Regime de excepção força regresso à normalidade em Baltimore
A população voltou às suas rotinas diárias depois da primeira noite de recolher obrigatório. Forças anti-motim permanecem na cidade.
Na primeira noite em que foi aplicada, a ordem de recolher obrigatório entre as 22h e as 5h do dia seguinte foi respeitada sem que se registassem mais incidentes. “As medidas tomadas estão a produzir resultado. A população está segura e a cidade está estável”, garantiu o comissário da polícia de Baltimore, Anthony Batts, que aconselhou os habitantes a cumprir as suas rotinas durante o dia e regressar cedo a casa.
As restrições ao trânsito foram levantadas, as escolas reabriram e todos os serviços públicos voltaram a operar. A única nota que ainda denotava o nervosismo com a situação partiu da entidade que organiza o campeonato de baseball dos Estados Unidos – depois de dois adiamentos, a MLB decidiu fechar ao público as bancadas do estádio de Camden Yards para o jogo dos Baltimore Orioles contra os Chicago White Sox, invocando razões de segurança.
A polícia de Baltimore contou com o apoio de mil homens recrutados às corporações vizinhas, e ainda com a participação de efectivos da Guarda Nacional na sua operação extraordinária de segurança da cidade. E, principalmente, contou com o apoio da população para levar a medida avante: esfriados os ânimos, as comunidades mobilizaram-se numa operação colectiva e espontânea de limpeza e os manifestantes marcharam pacificamente pela zona Oeste da cidade, com palavras de ordem de unidade e justiça.
A calma relativa não significa o fim da tensão e revolta: apenas que, para já, surtiram efeito os apelos de líderes locais, religiosos e políticos, e também da família de Freddie Gray, que em coro repudiaram a violência e o vandalismo ao mesmo tempo que exigiram a investigação da sua morte. O Presidente dos Estados Unidos, Barack Obama, também censurou os “vândalos” e os “delinquentes” que pilharam lojas, incendiaram carros e atiraram pedras à polícia. Mas apesar das palavras duras contra a desobediência e a marginalidade, Obama não deixou de notar que o caldo que alimentou a fúria dos manifestantes já fervia há muito tempo, anunciando a explosão e o conflito na cidade. O país precisa de “pôr a mão na consciência para resolver o problema da violência urbana”, declarou.
Depois dos episódios em Ferguson e Nova Iorque, o país respirou de alívio por ver que a população de Baltimore não reagiu com mais violência e hostilidade à presença das forças anti-motim em cada canto da cidade. Como explicava esta manhã um dos residentes do bairro onde Freddie Gray foi preso, à rádio pública NPR, ao contrário do que sucedeu no Missouri, ninguém pensa que o incidente original com a polícia de Baltimore se deve à intolerância, discriminação ou intimidação da comunidade negra. “Nada do que aconteceu tem a ver com raça. O facto de [Freddie Gray] ser negro não tem nada a ver com o assunto”, declarou Taiwan Parker.

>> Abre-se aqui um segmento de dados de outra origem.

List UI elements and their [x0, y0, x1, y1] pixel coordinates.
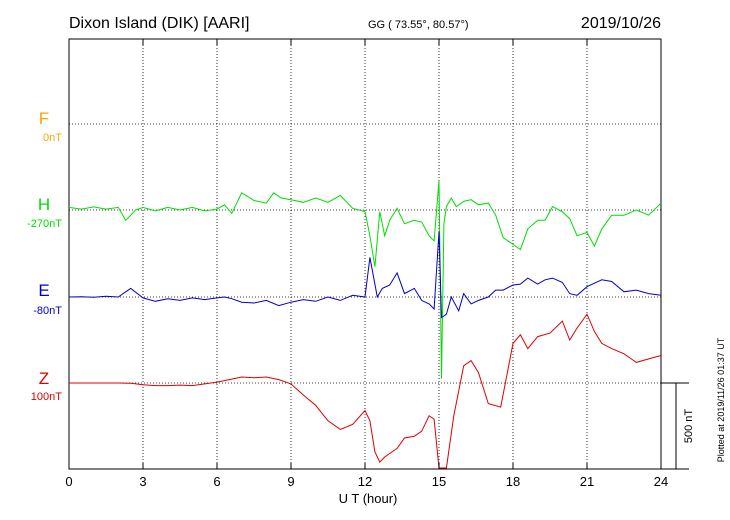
x-tick-label: 9 — [287, 474, 294, 489]
baseline-label-z: 100nT — [31, 391, 62, 403]
x-axis-label: U T (hour) — [339, 491, 398, 506]
trace-z — [69, 313, 662, 469]
x-tick-label: 12 — [358, 474, 372, 489]
x-tick-label: 0 — [65, 474, 72, 489]
component-label-z: Z — [39, 369, 49, 388]
component-label-f: F — [39, 109, 49, 128]
traces — [68, 180, 662, 469]
trace-e — [68, 231, 662, 319]
plotted-timestamp: Plotted at 2019/11/26 01:37 UT — [716, 337, 726, 462]
x-tick-label: 6 — [213, 474, 220, 489]
x-tick-label: 24 — [654, 474, 668, 489]
grid — [69, 39, 661, 469]
x-tick-label: 18 — [506, 474, 520, 489]
date-label: 2019/10/26 — [581, 15, 661, 32]
baseline-label-h: -270nT — [27, 218, 62, 230]
x-tick-label: 15 — [432, 474, 446, 489]
scale-bar: 500 nT — [661, 382, 695, 470]
component-label-h: H — [38, 195, 50, 214]
baseline-label-e: -80nT — [33, 305, 62, 317]
plot-frame — [68, 38, 662, 470]
x-tick-label: 21 — [580, 474, 594, 489]
baseline-label-f: 0nT — [43, 132, 62, 144]
x-tick-label: 3 — [139, 474, 146, 489]
x-axis: 0 3 6 9 12 15 18 21 24 — [65, 39, 668, 489]
geo-coords: GG ( 73.55°, 80.57°) — [368, 19, 469, 31]
component-label-e: E — [38, 281, 49, 300]
trace-h — [68, 180, 662, 379]
component-labels: F 0nT H -270nT E -80nT Z 100nT — [27, 109, 62, 403]
scale-bar-label: 500 nT — [683, 409, 695, 444]
station-title: Dixon Island (DIK) [AARI] — [69, 15, 250, 32]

As restantes 16 pessoas entrevistadas pela NPR na mesma zona partilhavam da mesma opinião: a origem da tensão que abriu um fosso entre a população e a polícia não tem a ver com nenhuma subrepresentação de afro-americanos nas instituições da cidade ou de uma postura racista das forças de segurança. Tal como 60% da população de Baltimore, também a mayor Stephanie Rawlings-Blake, o comissário Anthony Batts, e metade dos agentes da polícia são negros.

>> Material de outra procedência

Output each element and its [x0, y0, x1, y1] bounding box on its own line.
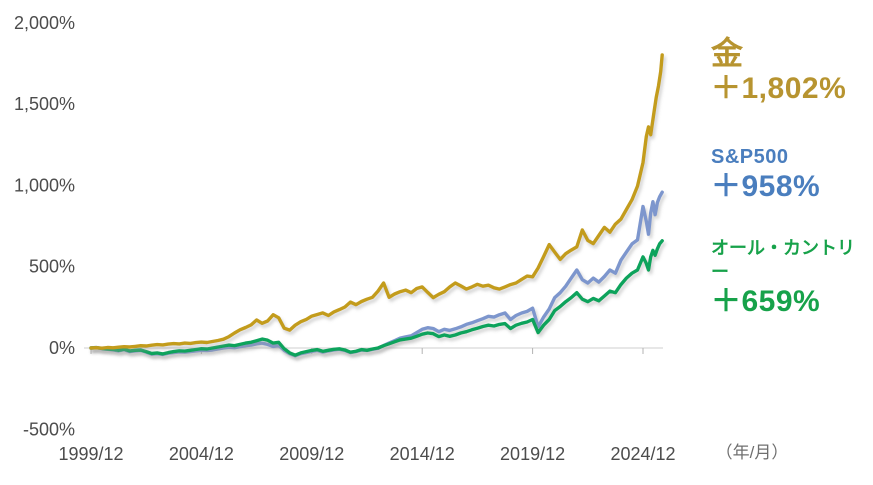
x-axis-tick-label: 2024/12	[610, 444, 675, 464]
x-axis-unit-label: （年/月）	[716, 443, 789, 462]
y-axis-tick-label: 0%	[49, 338, 75, 358]
y-axis-tick-label: 500%	[29, 257, 75, 277]
gold-series-line	[89, 53, 664, 350]
all-country-series-line	[89, 239, 664, 357]
y-axis-tick-label: 1,000%	[14, 175, 75, 195]
x-axis-tick-label: 2014/12	[390, 444, 455, 464]
legend-sp500-value: ＋958%	[711, 170, 821, 203]
y-axis-tick-label: 1,500%	[14, 94, 75, 114]
legend-item-sp500: S&P500 ＋958%	[711, 144, 820, 205]
legend-item-gold: 金 ＋1,802%	[711, 34, 846, 107]
x-axis-tick-label: 1999/12	[58, 444, 123, 464]
legend-all-country-value: ＋659%	[711, 284, 821, 318]
x-axis-tick-label: 2019/12	[500, 444, 565, 464]
sp500-series-line	[89, 190, 664, 358]
x-axis-tick-label: 2009/12	[279, 444, 344, 464]
legend-item-all-country: オール・カントリー ＋659%	[711, 236, 871, 319]
legend-gold-name: 金	[711, 35, 745, 71]
legend-gold-value: ＋1,802%	[711, 72, 847, 106]
y-axis-tick-label: 2,000%	[14, 13, 75, 33]
legend-sp500-name: S&P500	[711, 146, 789, 168]
y-axis-tick-label: -500%	[23, 419, 75, 439]
x-axis-tick-label: 2004/12	[169, 444, 234, 464]
legend-all-country-name: オール・カントリー	[711, 238, 855, 283]
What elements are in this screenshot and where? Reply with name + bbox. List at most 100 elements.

Apesar de observarem uma reacção contra a brutalidade policial, os analistas apontam outra causa para a explosão de segunda-feira (que aconteceu depois de seis dias de vigílias e protestos pacíficos largamente ignorados pelas autoridades e os media). O que a violência trouxe à tona, dizem, foi a desigualdade social e económica, a decadência e criminalidade urbana, desemprego, pobreza e falta de oportunidades que afectam desproporcionalmente os negros, em bairros como aquele em que Freddie Gray vivia.
Segundo dados recolhidos pelo Justice Policy Institute e a Prison Policy Initiative, citados pelo Financial Times, 33% das propriedades da zona estão abandonadas e a taxa de desemprego atinge 52% dos habitantes. A média dos rendimentos anuais daqueles que trabalham é de 24 mil dólares, menos de metade da média nacional de 52 mil dólares.